The union recently surveyed the hundreds of clinicians who left their roles to learn more about their decisions to quit. Many workers cited burnout that came as a result of needing to use documentation time to see patients whose mental health issues seemed too severe to put on the backburner for weeks. Ray added that many also said they felt their work was unethical — that there was no way they could provide quality care to patients while only being able to see them every four to 11 weeks.
To Ray, Kaiser’s failure to meet the NUHW’s demands has to do with the fact that it is “focused on being a money-making institution, even though it is a nonprofit.”
“Kaiser is run by business people. it’s not run by medical professionals anymore,” she said. “Now it’s run by MBAs who are more concerned with profits than care. Kaiser had $8.1 billion in profits — if they threw $200 million at mental health and really invested in it, we would have some of the best mental health in the country.”
Kaiser did not respond to a request for comment. However, the health system posted a new page on its website last week in which it denied NUHW’s claims. It said is hiring mental health clinicians “at a higher rate than membership growth” and claimed that it has established escalation procedures therapists can turn to if they are unable to schedule a necessary follow-up appointment for a patient.
In addition to the strike it began on Monday, the NUHW also began running full-page ads in Northern California’s larger newspapers.
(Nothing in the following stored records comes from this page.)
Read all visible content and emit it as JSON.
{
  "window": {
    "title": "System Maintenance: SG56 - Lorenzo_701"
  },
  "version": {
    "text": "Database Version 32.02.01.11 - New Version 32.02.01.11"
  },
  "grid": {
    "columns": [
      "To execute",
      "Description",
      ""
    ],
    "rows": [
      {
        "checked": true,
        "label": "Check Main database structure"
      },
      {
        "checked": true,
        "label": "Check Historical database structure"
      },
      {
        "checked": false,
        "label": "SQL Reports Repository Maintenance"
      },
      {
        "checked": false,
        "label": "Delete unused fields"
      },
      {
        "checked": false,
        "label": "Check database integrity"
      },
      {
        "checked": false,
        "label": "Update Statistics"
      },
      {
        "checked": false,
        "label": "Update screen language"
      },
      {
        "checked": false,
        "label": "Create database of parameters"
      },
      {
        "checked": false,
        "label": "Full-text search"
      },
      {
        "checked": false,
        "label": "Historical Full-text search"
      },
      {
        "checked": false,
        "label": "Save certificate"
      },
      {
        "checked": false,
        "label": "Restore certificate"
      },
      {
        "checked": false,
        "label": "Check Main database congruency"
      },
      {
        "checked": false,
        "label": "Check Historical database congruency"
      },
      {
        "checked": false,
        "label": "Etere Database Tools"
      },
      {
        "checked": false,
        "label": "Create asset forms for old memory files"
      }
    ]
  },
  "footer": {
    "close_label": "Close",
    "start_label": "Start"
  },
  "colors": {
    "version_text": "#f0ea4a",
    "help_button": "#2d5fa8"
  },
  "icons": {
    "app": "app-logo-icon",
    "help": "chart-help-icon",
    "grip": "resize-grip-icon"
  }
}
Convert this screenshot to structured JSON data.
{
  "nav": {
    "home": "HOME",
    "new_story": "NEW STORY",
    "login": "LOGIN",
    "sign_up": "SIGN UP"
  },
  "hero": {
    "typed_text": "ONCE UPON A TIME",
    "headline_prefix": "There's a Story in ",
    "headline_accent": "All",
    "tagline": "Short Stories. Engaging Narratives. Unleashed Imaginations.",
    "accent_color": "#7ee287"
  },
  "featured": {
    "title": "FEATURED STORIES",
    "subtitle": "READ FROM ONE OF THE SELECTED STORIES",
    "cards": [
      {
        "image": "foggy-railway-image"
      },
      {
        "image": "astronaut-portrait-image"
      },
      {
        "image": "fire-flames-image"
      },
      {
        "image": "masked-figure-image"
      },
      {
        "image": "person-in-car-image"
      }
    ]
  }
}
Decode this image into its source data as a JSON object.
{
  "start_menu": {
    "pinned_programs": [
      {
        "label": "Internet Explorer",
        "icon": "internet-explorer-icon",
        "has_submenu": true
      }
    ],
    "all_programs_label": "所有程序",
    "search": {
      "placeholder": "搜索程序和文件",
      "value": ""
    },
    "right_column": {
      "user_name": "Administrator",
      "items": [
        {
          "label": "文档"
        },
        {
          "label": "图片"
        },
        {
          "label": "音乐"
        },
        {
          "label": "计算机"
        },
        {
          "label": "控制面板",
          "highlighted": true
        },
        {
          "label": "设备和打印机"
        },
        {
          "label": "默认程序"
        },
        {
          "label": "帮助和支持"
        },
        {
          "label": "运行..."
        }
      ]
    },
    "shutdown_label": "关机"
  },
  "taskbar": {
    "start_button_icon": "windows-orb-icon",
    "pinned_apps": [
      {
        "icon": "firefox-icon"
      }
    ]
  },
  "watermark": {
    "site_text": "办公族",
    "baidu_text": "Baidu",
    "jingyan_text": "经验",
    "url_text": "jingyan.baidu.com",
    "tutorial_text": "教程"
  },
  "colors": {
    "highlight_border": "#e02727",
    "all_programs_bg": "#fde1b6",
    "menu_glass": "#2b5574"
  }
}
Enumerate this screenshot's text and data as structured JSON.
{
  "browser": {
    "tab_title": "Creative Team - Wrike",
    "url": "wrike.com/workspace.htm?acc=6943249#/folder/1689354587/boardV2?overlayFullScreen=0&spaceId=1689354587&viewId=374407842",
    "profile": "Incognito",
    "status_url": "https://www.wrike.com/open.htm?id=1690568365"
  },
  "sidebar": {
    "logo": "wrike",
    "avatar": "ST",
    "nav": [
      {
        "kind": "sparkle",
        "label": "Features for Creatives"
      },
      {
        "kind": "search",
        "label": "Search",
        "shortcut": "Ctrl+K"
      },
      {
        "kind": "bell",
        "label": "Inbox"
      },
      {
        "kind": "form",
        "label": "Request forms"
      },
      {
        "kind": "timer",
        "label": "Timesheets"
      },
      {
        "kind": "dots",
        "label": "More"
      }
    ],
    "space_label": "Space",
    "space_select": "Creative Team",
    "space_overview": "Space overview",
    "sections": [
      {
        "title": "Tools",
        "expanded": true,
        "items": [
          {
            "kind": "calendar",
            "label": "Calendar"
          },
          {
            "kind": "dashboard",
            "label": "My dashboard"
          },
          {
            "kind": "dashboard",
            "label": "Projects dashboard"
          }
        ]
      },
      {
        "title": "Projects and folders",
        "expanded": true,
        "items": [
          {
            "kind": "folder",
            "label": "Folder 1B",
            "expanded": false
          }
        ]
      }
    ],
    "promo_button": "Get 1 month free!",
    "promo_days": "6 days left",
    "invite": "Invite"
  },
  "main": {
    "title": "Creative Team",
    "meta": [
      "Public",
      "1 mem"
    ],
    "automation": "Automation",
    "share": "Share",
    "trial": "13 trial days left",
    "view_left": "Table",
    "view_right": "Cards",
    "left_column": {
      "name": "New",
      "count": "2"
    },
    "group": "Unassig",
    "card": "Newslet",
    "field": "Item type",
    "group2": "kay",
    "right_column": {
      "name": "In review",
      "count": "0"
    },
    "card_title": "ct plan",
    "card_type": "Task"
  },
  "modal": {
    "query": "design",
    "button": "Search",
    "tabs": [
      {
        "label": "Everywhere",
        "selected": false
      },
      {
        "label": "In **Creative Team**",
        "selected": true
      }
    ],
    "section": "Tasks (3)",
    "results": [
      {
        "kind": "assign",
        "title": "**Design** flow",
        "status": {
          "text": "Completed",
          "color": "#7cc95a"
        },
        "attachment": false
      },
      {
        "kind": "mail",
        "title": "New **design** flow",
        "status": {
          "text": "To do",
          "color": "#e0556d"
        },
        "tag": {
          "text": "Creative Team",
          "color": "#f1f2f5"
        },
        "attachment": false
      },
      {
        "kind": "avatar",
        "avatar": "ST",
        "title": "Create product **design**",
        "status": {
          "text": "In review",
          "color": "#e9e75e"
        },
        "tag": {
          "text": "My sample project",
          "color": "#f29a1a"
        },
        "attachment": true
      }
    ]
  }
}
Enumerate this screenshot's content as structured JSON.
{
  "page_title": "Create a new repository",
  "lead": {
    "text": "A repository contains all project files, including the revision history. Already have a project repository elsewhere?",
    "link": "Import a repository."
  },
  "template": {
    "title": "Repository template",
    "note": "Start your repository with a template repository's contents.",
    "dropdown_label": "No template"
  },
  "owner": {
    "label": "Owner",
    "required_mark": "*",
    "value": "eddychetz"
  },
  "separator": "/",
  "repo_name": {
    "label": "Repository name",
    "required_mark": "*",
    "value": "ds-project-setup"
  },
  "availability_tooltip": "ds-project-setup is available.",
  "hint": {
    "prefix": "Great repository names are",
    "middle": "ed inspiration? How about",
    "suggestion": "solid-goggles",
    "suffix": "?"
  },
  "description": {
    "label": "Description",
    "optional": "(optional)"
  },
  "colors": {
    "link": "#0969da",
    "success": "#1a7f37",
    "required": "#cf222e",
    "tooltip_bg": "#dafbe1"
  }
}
These ads say that the union has “made proposal after proposal to Kaiser for greater investments in timely care, but Kaiser has rejected all of them.”
Members of the union voted in June to go on strike after what they said was a year of failed contract negotiations. Though Kaiser did not avoid this strike, it averted about 40,000 Kaiser workers’ plans to strike last November. The workers had planned to strike at 14 West Coast hospitals to demand better pay and benefits, but they reached a four-year contract with the health system.
Still, this week’s strike is not the first mental health worker strike Kaiser has seen — mental health clinicians striked across Kaiser facilities in Hawaii in May, citing the same concerns as the workers currently holding the picket line in California.
These concerns seemed to have been raised for a while. California fined Kaiser $4 million in 2013 for problems with its mental health care access, including making patients wait exceedingly long periods for an appointment. The state is also currently investigating whether the health system is providing adequate health care to its patients after a sharp increase in complaints.